Lindcove Research and Extension Center
University of California
Lindcove Research and Extension Center

Other Projects

132 - Chinese Mulberry Beetles

Principal Investigator:  Dr. Hannah Nadel, Supervisory Entomologist, USDA-APHIS-PPQ, Buzzards Bay, Mass.

 

133 - Completion of Koch's Postulates for Putative Pistachio Pathogens

Principal Investigator:  Dr. Elizabeth Fichtner, University of California Cooperative Extension Farm Advisor, Tulare County.

Over the past 5 years, several new diseases have emerged on California pistachios. Dr. Fichtner has been utilizing the new plant pathology laboratory and greenhouse space at Lindcove Research and Extension Center to conduct diagnostics on plant tissues submitted by growers and complete studies focused on the pathogenicity, epidemiology and management of new pistachio diseases.

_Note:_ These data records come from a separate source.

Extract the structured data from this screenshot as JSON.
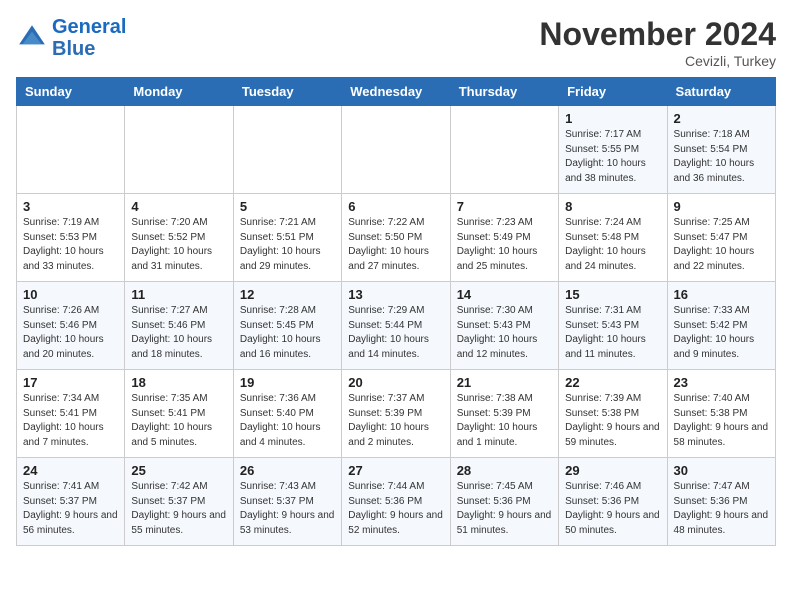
{
  "header": {
    "logo_line1": "General",
    "logo_line2": "Blue",
    "month": "November 2024",
    "location": "Cevizli, Turkey"
  },
  "days_of_week": [
    "Sunday",
    "Monday",
    "Tuesday",
    "Wednesday",
    "Thursday",
    "Friday",
    "Saturday"
  ],
  "weeks": [
    [
      {
        "num": "",
        "info": ""
      },
      {
        "num": "",
        "info": ""
      },
      {
        "num": "",
        "info": ""
      },
      {
        "num": "",
        "info": ""
      },
      {
        "num": "",
        "info": ""
      },
      {
        "num": "1",
        "info": "Sunrise: 7:17 AM\nSunset: 5:55 PM\nDaylight: 10 hours and 38 minutes."
      },
      {
        "num": "2",
        "info": "Sunrise: 7:18 AM\nSunset: 5:54 PM\nDaylight: 10 hours and 36 minutes."
      }
    ],
    [
      {
        "num": "3",
        "info": "Sunrise: 7:19 AM\nSunset: 5:53 PM\nDaylight: 10 hours and 33 minutes."
      },
      {
        "num": "4",
        "info": "Sunrise: 7:20 AM\nSunset: 5:52 PM\nDaylight: 10 hours and 31 minutes."
      },
      {
        "num": "5",
        "info": "Sunrise: 7:21 AM\nSunset: 5:51 PM\nDaylight: 10 hours and 29 minutes."
      },
      {
        "num": "6",
        "info": "Sunrise: 7:22 AM\nSunset: 5:50 PM\nDaylight: 10 hours and 27 minutes."
      },
      {
        "num": "7",
        "info": "Sunrise: 7:23 AM\nSunset: 5:49 PM\nDaylight: 10 hours and 25 minutes."
      },
      {
        "num": "8",
        "info": "Sunrise: 7:24 AM\nSunset: 5:48 PM\nDaylight: 10 hours and 24 minutes."
      },
      {
        "num": "9",
        "info": "Sunrise: 7:25 AM\nSunset: 5:47 PM\nDaylight: 10 hours and 22 minutes."
      }
    ],
    [
      {
        "num": "10",
        "info": "Sunrise: 7:26 AM\nSunset: 5:46 PM\nDaylight: 10 hours and 20 minutes."
      },
      {
        "num": "11",
        "info": "Sunrise: 7:27 AM\nSunset: 5:46 PM\nDaylight: 10 hours and 18 minutes."
      },
      {
        "num": "12",
        "info": "Sunrise: 7:28 AM\nSunset: 5:45 PM\nDaylight: 10 hours and 16 minutes."
      },
      {
        "num": "13",
        "info": "Sunrise: 7:29 AM\nSunset: 5:44 PM\nDaylight: 10 hours and 14 minutes."
      },
      {
        "num": "14",
        "info": "Sunrise: 7:30 AM\nSunset: 5:43 PM\nDaylight: 10 hours and 12 minutes."
      },
      {
        "num": "15",
        "info": "Sunrise: 7:31 AM\nSunset: 5:43 PM\nDaylight: 10 hours and 11 minutes."
      },
      {
        "num": "16",
        "info": "Sunrise: 7:33 AM\nSunset: 5:42 PM\nDaylight: 10 hours and 9 minutes."
      }
    ],
    [
      {
        "num": "17",
        "info": "Sunrise: 7:34 AM\nSunset: 5:41 PM\nDaylight: 10 hours and 7 minutes."
      },
      {
        "num": "18",
        "info": "Sunrise: 7:35 AM\nSunset: 5:41 PM\nDaylight: 10 hours and 5 minutes."
      },
      {
        "num": "19",
        "info": "Sunrise: 7:36 AM\nSunset: 5:40 PM\nDaylight: 10 hours and 4 minutes."
      },
      {
        "num": "20",
        "info": "Sunrise: 7:37 AM\nSunset: 5:39 PM\nDaylight: 10 hours and 2 minutes."
      },
      {
        "num": "21",
        "info": "Sunrise: 7:38 AM\nSunset: 5:39 PM\nDaylight: 10 hours and 1 minute."
      },
      {
        "num": "22",
        "info": "Sunrise: 7:39 AM\nSunset: 5:38 PM\nDaylight: 9 hours and 59 minutes."
      },
      {
        "num": "23",
        "info": "Sunrise: 7:40 AM\nSunset: 5:38 PM\nDaylight: 9 hours and 58 minutes."
      }
    ],
    [
      {
        "num": "24",
        "info": "Sunrise: 7:41 AM\nSunset: 5:37 PM\nDaylight: 9 hours and 56 minutes."
      },
      {
        "num": "25",
        "info": "Sunrise: 7:42 AM\nSunset: 5:37 PM\nDaylight: 9 hours and 55 minutes."
      },
      {
        "num": "26",
        "info": "Sunrise: 7:43 AM\nSunset: 5:37 PM\nDaylight: 9 hours and 53 minutes."
      },
      {
        "num": "27",
        "info": "Sunrise: 7:44 AM\nSunset: 5:36 PM\nDaylight: 9 hours and 52 minutes."
      },
      {
        "num": "28",
        "info": "Sunrise: 7:45 AM\nSunset: 5:36 PM\nDaylight: 9 hours and 51 minutes."
      },
      {
        "num": "29",
        "info": "Sunrise: 7:46 AM\nSunset: 5:36 PM\nDaylight: 9 hours and 50 minutes."
      },
      {
        "num": "30",
        "info": "Sunrise: 7:47 AM\nSunset: 5:36 PM\nDaylight: 9 hours and 48 minutes."
      }
    ]
  ]
}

In collaboration with Dr. Cheryl Blomquist, CDFA, and Dr. Greg Browne, USDA ARS, several new Phytophthora and Phytopythium species have been found associated with root rot and canker on pistachio. Fichtner’s current studies focus on completion of Koch’s Postulates for each new putative pathogen isolated from pistachio, as well as investigation of environmental conditions conducive to disease. Her research also addresses efficacy of phosphites and natural products for management of Oomycete pathogens on pistachio.

In 2014, Rhodococcus fascians, a gram positive, plant pathogenic bacterium, was determined to be the causal agent of pistachio bushy top syndrome, a new disease in California, Arizona, and New Mexico. Field symptoms of the disease include stunting, shortened internodes, swollen lateral buds, a light green color, and “bushy” growth resembling witches’ broom. Dr. Fichtner is collaborating with Dr. Jennifer Randall, New Mexico State University, and Craig Kallsen, UCCE Kern County, to determine the risk of soilborne inoculum to pistachio re-plants, as well as the risk of pathogen transmission on pruning tools. Another research emphasis is the screening of other plant materials, both crops and weeds, to identify putative sources of environmental inoculum.

 

 

125 - Duration of Walnut Twig Beetle Emergence from Infested Walnut Logs

Principal Investigator: Dr. Elizabeth Fichtner, University of California Cooperative Extension Farm Advisor, Tulare County

Walnut twig beetle (WTB), Pityophthorus juglandis, is the vector of thousand cankers disease (TCD), an emerging disease on walnut caused by the fungus Geosmithia morbida. TCD was originally reported in black walnut in Colorado, but the disease was confirmed in California (CA) in 2008 and has since been reported throughout the walnut-growing regions in CA. Since our first finding of TCD in Tulare Co. in 2009, both the documented incidences and the known geographic distribution of disease have increased gradually over time. The disease has been detected in commercial walnut orchards in Tulare, Fresno, and Kings Cos., and in the southern San Joaquin Valley (SJV), the pathogen has been isolated from Tulare, Chico, and Chandler varieties, as well as from both black and Paradox rootstocks. In an effort to better understand the seasonality of activity of the walnut twig beetle, we have been monitoring the WTB flights weekly at three trapping sites over a wide geographic area (Porterville, CA to Parlier, CA). Our recent results demonstrate minimal WTB activity from mid-November through early February, suggesting that removal of TCD-infected trees should be completed before February in the southern SJV as part of an orchard sanitation program. While growers may diligently remove infected trees from orchards, we often find WTB-infested wood present in firewood or burn piles adjacent to orchards. Consequently, the objective of this project is to address how long WTB emerge from infested wood removed from orchards, thus providing growers a temporal guideline for both tree removal and firewood use.